L’article L. 213-1 du même code, dans sa version applicable à la présente espèce, précise les missions qui sont dévolues par le législateur aux [11] et qui portent sur :
1° Le recouvrement des cotisations d’assurances sociales, d’accidents du travail, d’allocations familiales dues par les employeurs au titre des travailleurs salariés ou assimilés, par les assurés
volontaires et par les assurés personnels :
2° Le recouvrement des cotisations d’allocations familiales dues par les employeurs et membres des professions libérales ;
3° Une partie du recouvrement des cotisations et contributions sociales dues par les employeurs et les personnes exerçant les professions artisanales, industrielles et commerciales, dans les conditions prévues aux articles L. 133-6-2, L. 133-6-3 et L. 133-6-1 ;
4° Le recouvrement d’une partie de la contribution sociale généralisée selon les dispositions des articles L. 136-l et suivants ;
5° Le recouvrement des contributions, versements et cotisations mentionnés aux articles L. 1233-66, L. 1233-69. L. 35l-3-1 et L. 143-1l-6 du code du travail ;
5° bis Le calcul et l’encaissement des cotisations sociales mentionnées aux articles L. 642-1, L. 644-l. L. 6444-2, et au c du 1° de l’article L. 6l3-1 pour l’application des dispositions prévues à l’article L. 133-6-8 ;
6° Le contrôle et le contentieux du recouvrement prévu aux 1°, 2°, 3° et 5°.
Il en résulte que l'[12] est seule compétente pour recouvrer les cotisations dues par les travailleurs indépendants, ce qu’est Mme [H], en sa qualité de gérante de SARL. Celle-ci ne peut donc raisonnablement soutenir qu’elle est libre de choisir de ne pas y adhérer, sauf à méconnaître le principe même de l’organisation de la sécurité sociale en France, tel qu’il résulte des textes susvisés et qui se fonde sur la solidarité nationale.

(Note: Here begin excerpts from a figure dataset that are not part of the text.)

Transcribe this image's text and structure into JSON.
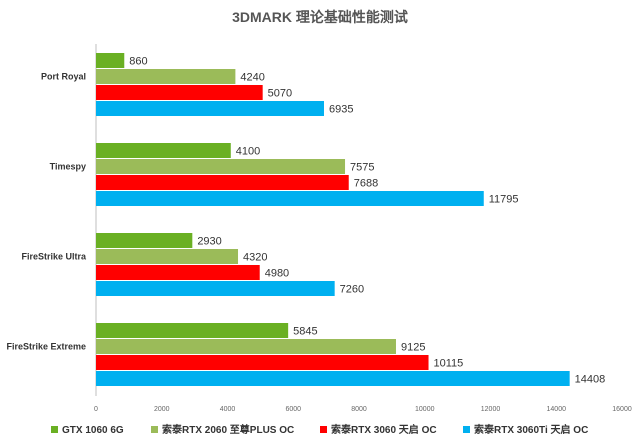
{
  "chart_data": {
    "type": "bar",
    "orientation": "horizontal",
    "title": "3DMARK 理论基础性能测试",
    "categories": [
      "Port Royal",
      "Timespy",
      "FireStrike Ultra",
      "FireStrike Extreme"
    ],
    "series": [
      {
        "name": "GTX 1060 6G",
        "color": "#6ab023",
        "values": [
          860,
          4100,
          2930,
          5845
        ]
      },
      {
        "name": "索泰RTX 2060 至尊PLUS OC",
        "color": "#9bbb59",
        "values": [
          4240,
          7575,
          4320,
          9125
        ]
      },
      {
        "name": "索泰RTX 3060 天启 OC",
        "color": "#ff0000",
        "values": [
          5070,
          7688,
          4980,
          10115
        ]
      },
      {
        "name": "索泰RTX 3060Ti 天启 OC",
        "color": "#00b0f0",
        "values": [
          6935,
          11795,
          7260,
          14408
        ]
      }
    ],
    "xlim": [
      0,
      16000
    ],
    "xticks": [
      0,
      2000,
      4000,
      6000,
      8000,
      10000,
      12000,
      14000,
      16000
    ],
    "xlabel": "",
    "ylabel": "",
    "legend": "bottom",
    "grid": true
  }
}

Elle ne peut donc arguer qu’elle est parfaitement en droit de refuser de s’affilier à l’organisme de sécurité sociale, alors qu’il est établi que son affiliation, étrangère à tout acte d’adhésion volontaire, est obligatoire en ce qu’elle résulte de l’activité même qu’elle exerce sur le territoire français.

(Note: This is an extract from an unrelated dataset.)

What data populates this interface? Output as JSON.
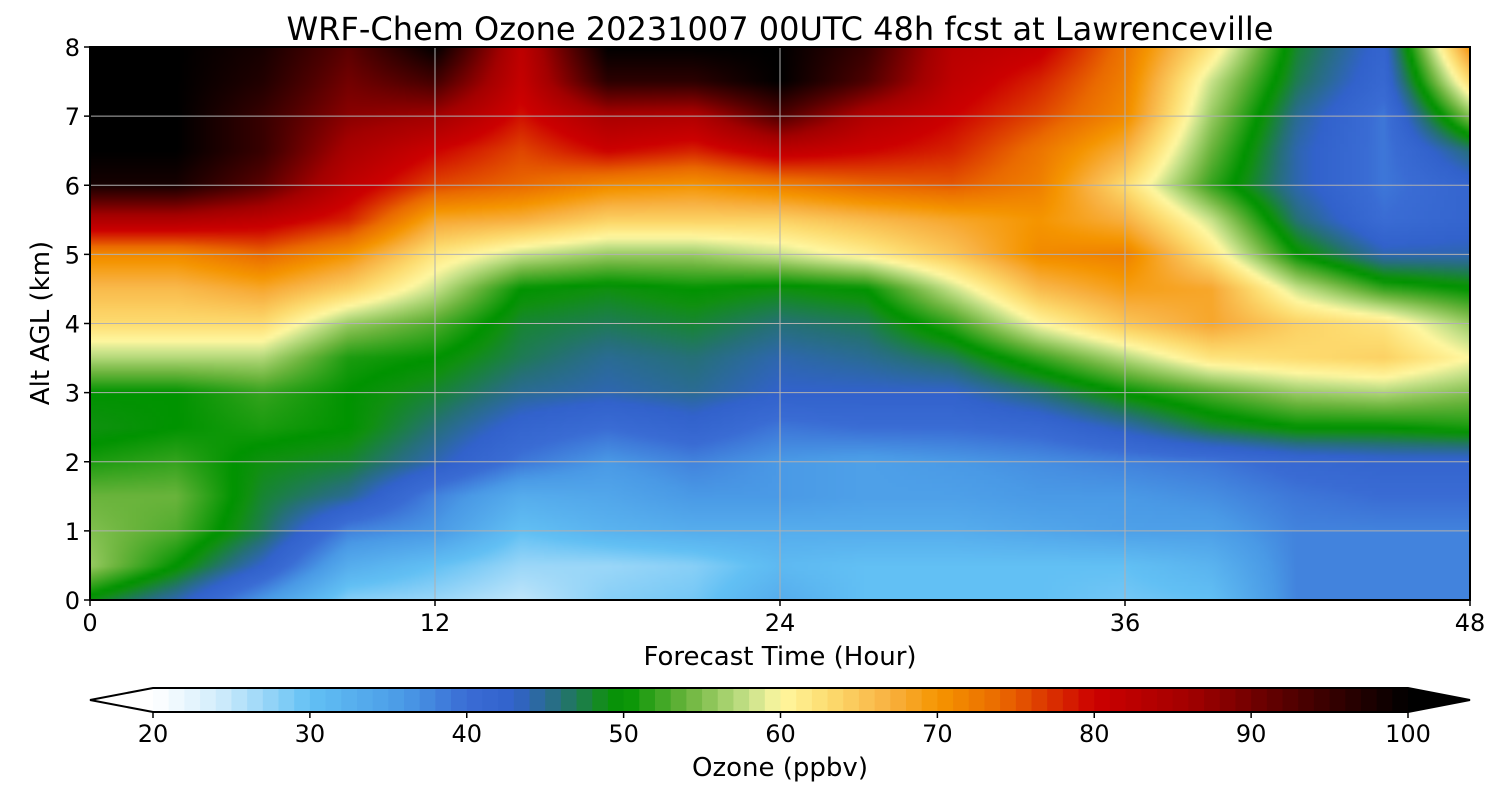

Précisément, les cotisations appelées aux termes de la mise en demeure litigieuse concernent des cotisations sociales obligatoires ayant trait aux cotisations maladie-maternité, indemnités journalières, retraite de base et complémentaires, allocations familiales et aux contributions CSG et [6] du 1er trimestre 2018.
Il a été jugé de manière constante au niveau de l’Europe que le droit communautaire ne porte pas atteinte à la compétence des Etats membres pour aménager leur système de sécurité sociale (CJCE 16 mai 2006, aff 372/04, WATTS). L’affiliation obligatoire est parfaitement conforme au droit de l’Union européenne.

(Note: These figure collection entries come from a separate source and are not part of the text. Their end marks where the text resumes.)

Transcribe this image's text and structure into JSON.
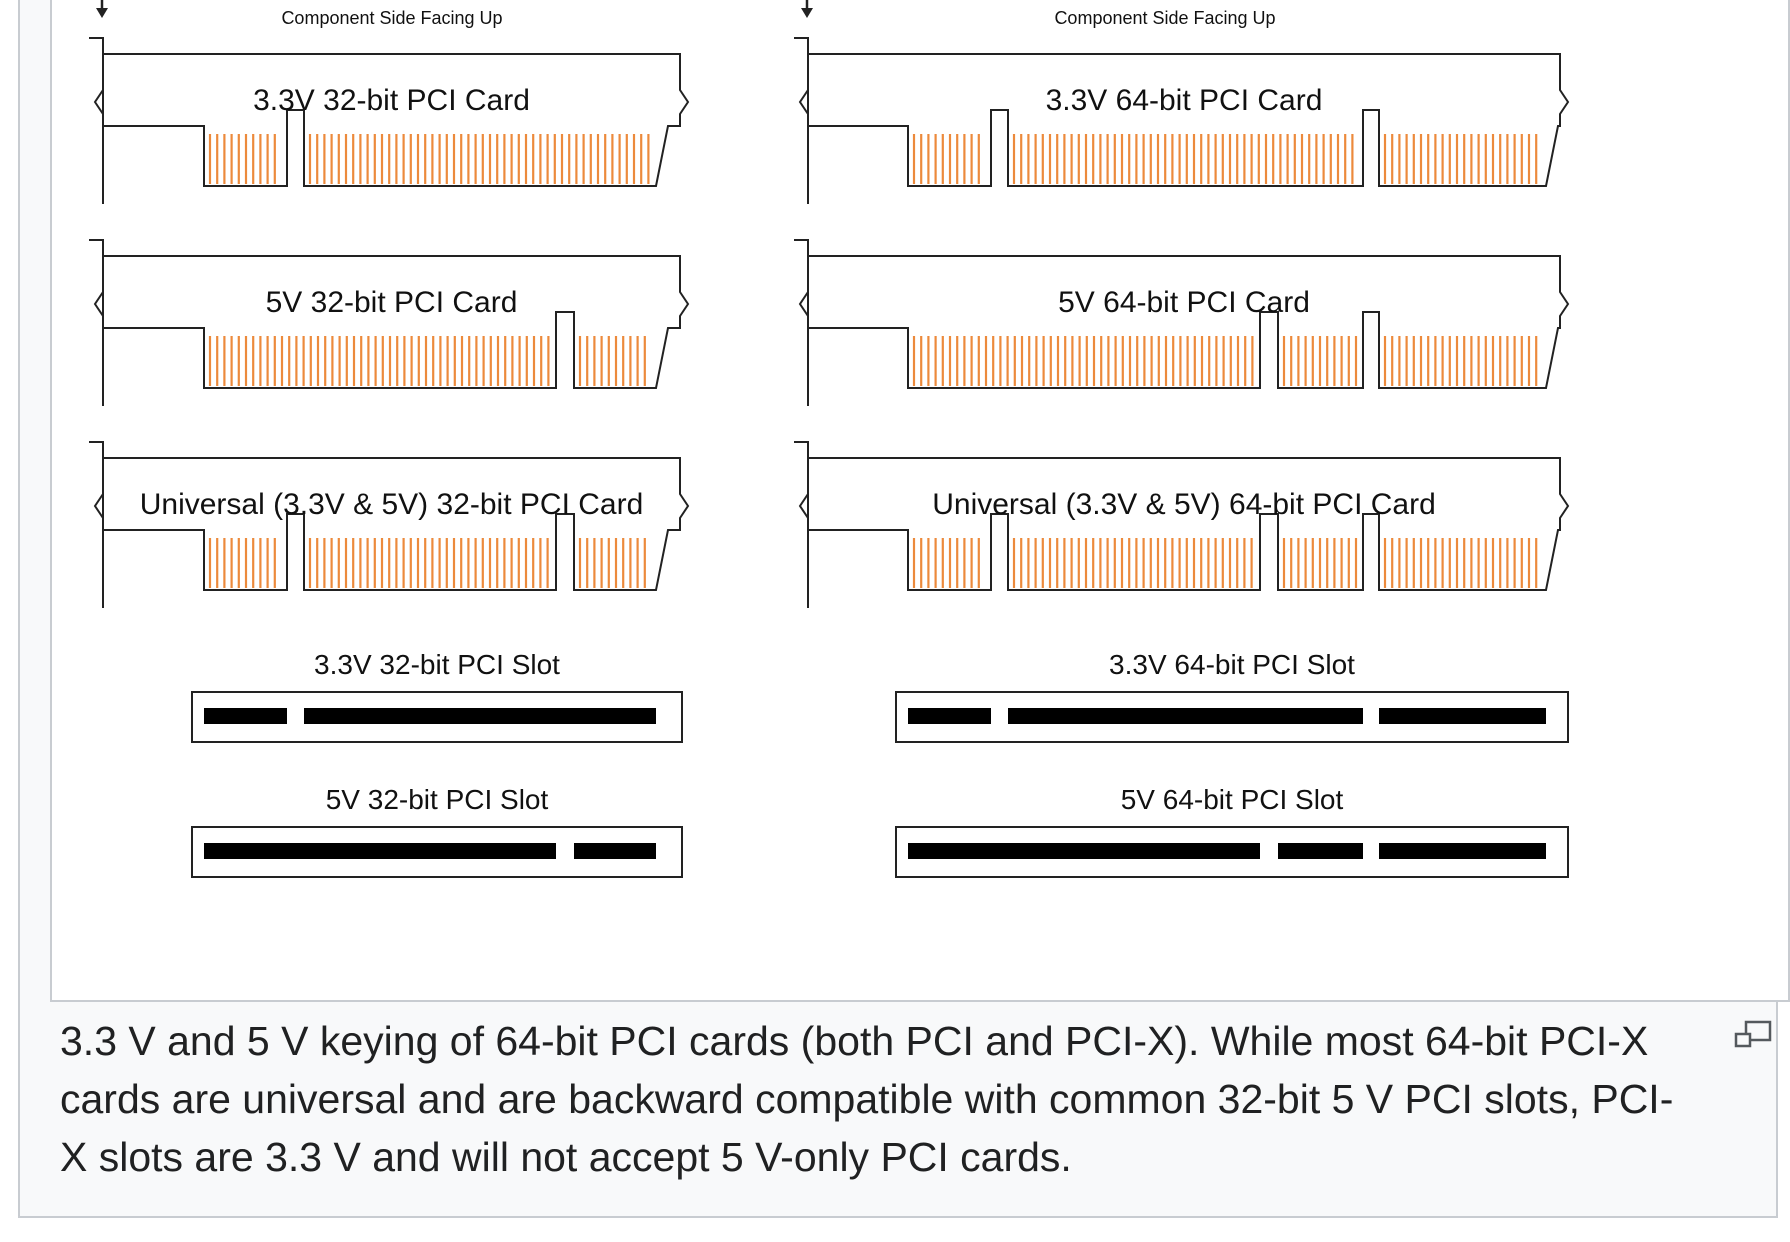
{
  "figure": {
    "orientation_note": "Component Side Facing Up",
    "cards": [
      {
        "label": "3.3V 32-bit PCI Card",
        "bits": 32,
        "key": "3.3V"
      },
      {
        "label": "3.3V 64-bit PCI Card",
        "bits": 64,
        "key": "3.3V"
      },
      {
        "label": "5V 32-bit PCI Card",
        "bits": 32,
        "key": "5V"
      },
      {
        "label": "5V 64-bit PCI Card",
        "bits": 64,
        "key": "5V"
      },
      {
        "label": "Universal (3.3V & 5V) 32-bit PCI Card",
        "bits": 32,
        "key": "universal"
      },
      {
        "label": "Universal (3.3V & 5V) 64-bit PCI Card",
        "bits": 64,
        "key": "universal"
      }
    ],
    "slots": [
      {
        "label": "3.3V 32-bit PCI Slot",
        "bits": 32,
        "key": "3.3V"
      },
      {
        "label": "3.3V 64-bit PCI Slot",
        "bits": 64,
        "key": "3.3V"
      },
      {
        "label": "5V 32-bit PCI Slot",
        "bits": 32,
        "key": "5V"
      },
      {
        "label": "5V 64-bit PCI Slot",
        "bits": 64,
        "key": "5V"
      }
    ],
    "colors": {
      "contact": "#ec8a3c",
      "outline": "#222222",
      "slot_fill": "#000000"
    }
  },
  "caption": {
    "text": "3.3 V and 5 V keying of 64-bit PCI cards (both PCI and PCI-X). While most 64-bit PCI-X cards are universal and are backward compatible with common 32-bit 5 V PCI slots, PCI-X slots are 3.3 V and will not accept 5 V-only PCI cards."
  },
  "icons": {
    "magnify": "magnify-icon"
  }
}
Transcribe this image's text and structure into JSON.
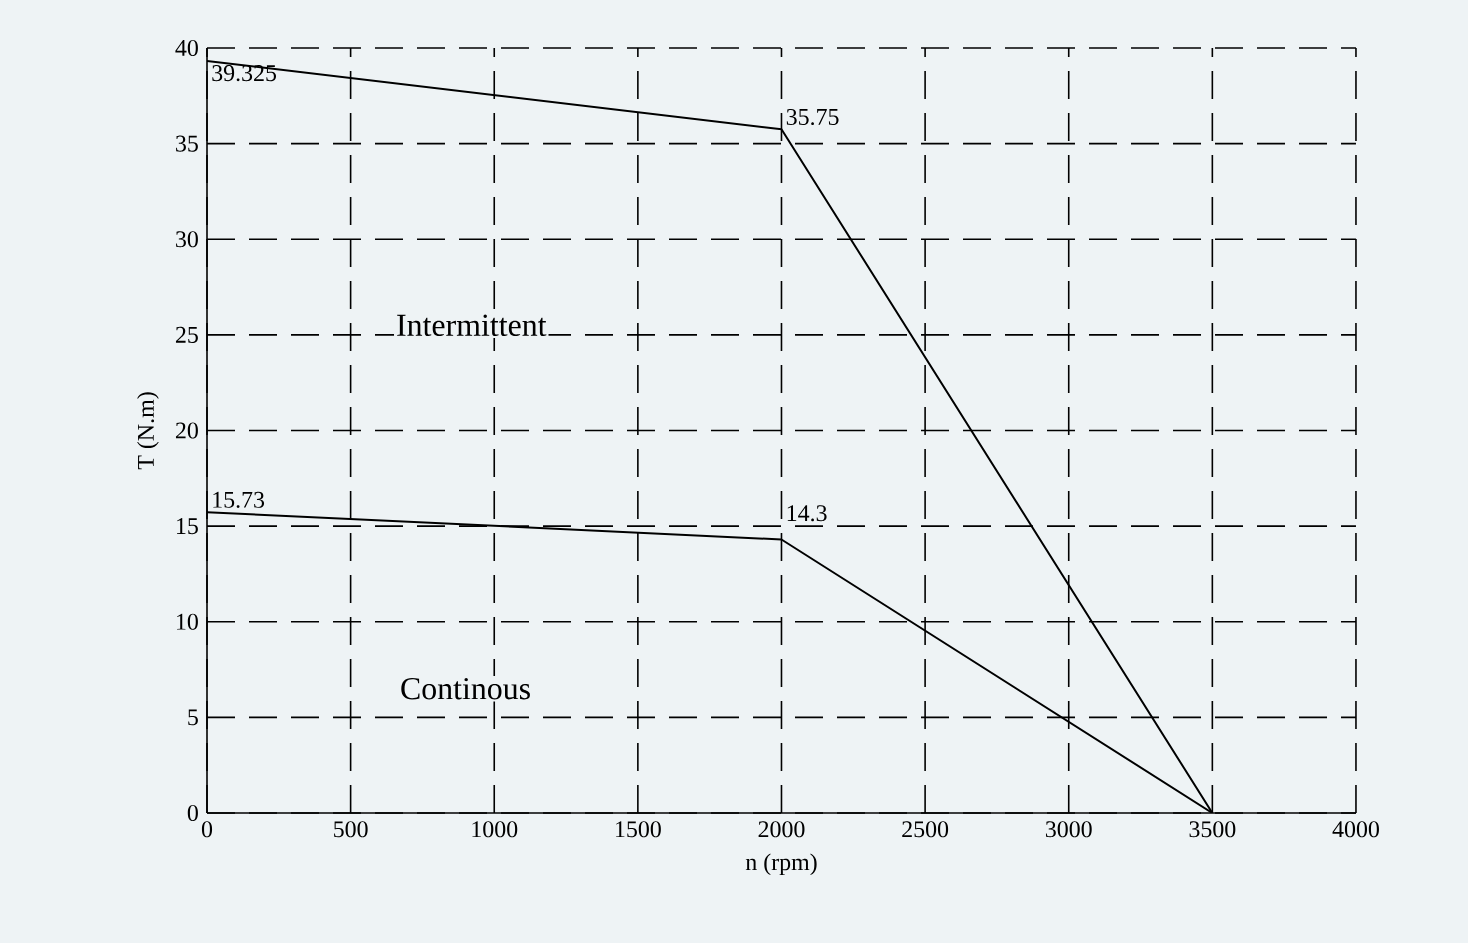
{
  "chart_data": {
    "type": "line",
    "xlabel": "n (rpm)",
    "ylabel": "T (N.m)",
    "x": [
      0,
      2000,
      3500
    ],
    "series": [
      {
        "color": "#000000",
        "values": [
          39.325,
          35.75,
          0
        ],
        "value_labels": [
          "39.325",
          "35.75",
          null
        ]
      },
      {
        "color": "#000000",
        "values": [
          15.73,
          14.3,
          0
        ],
        "value_labels": [
          "15.73",
          "14.3",
          null
        ]
      }
    ],
    "annotations": [
      "Intermittent",
      "Continous"
    ],
    "xlim": [
      0,
      4000
    ],
    "ylim": [
      0,
      40
    ],
    "xticks": [
      0,
      500,
      1000,
      1500,
      2000,
      2500,
      3000,
      3500,
      4000
    ],
    "yticks": [
      0,
      5,
      10,
      15,
      20,
      25,
      30,
      35,
      40
    ],
    "grid": true
  }
}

Nonobstant, pour permettre aux citoyens européens de compléter le niveau de leur protection sociale en souscrivant une assurance privée de leur choix, les directives du conseil des communautés européennes (CCE) n°92-49 et 92-96 des 18 juin et 12 novembre 1992, ont mis en place un marché unique de l’assurance privée. Elles couvrent certes les assurances de personnes mais excluent expressément les législations de sécurité sociale. En effet, l’article 2.2 de la 3e directive 92/49/CEE du 18 juin 1992 qui renvoie à l’article 2-1-d de la directive 73/239/CEE du 23 juillet 1973 exclut les assurances comprises dans un régime légal de sécurité sociale.
Les lois et ordonnances de transposition de ces directives ont visé limitativement les entreprises du code des assurances, les institutions de prévoyance de l’article L. 931-1 du code de la sécurité sociale et les mutuelles du code de la mutualité et ne concernent que l’assurance de personnes intervenant au-delà des régimes de sécurité sociale.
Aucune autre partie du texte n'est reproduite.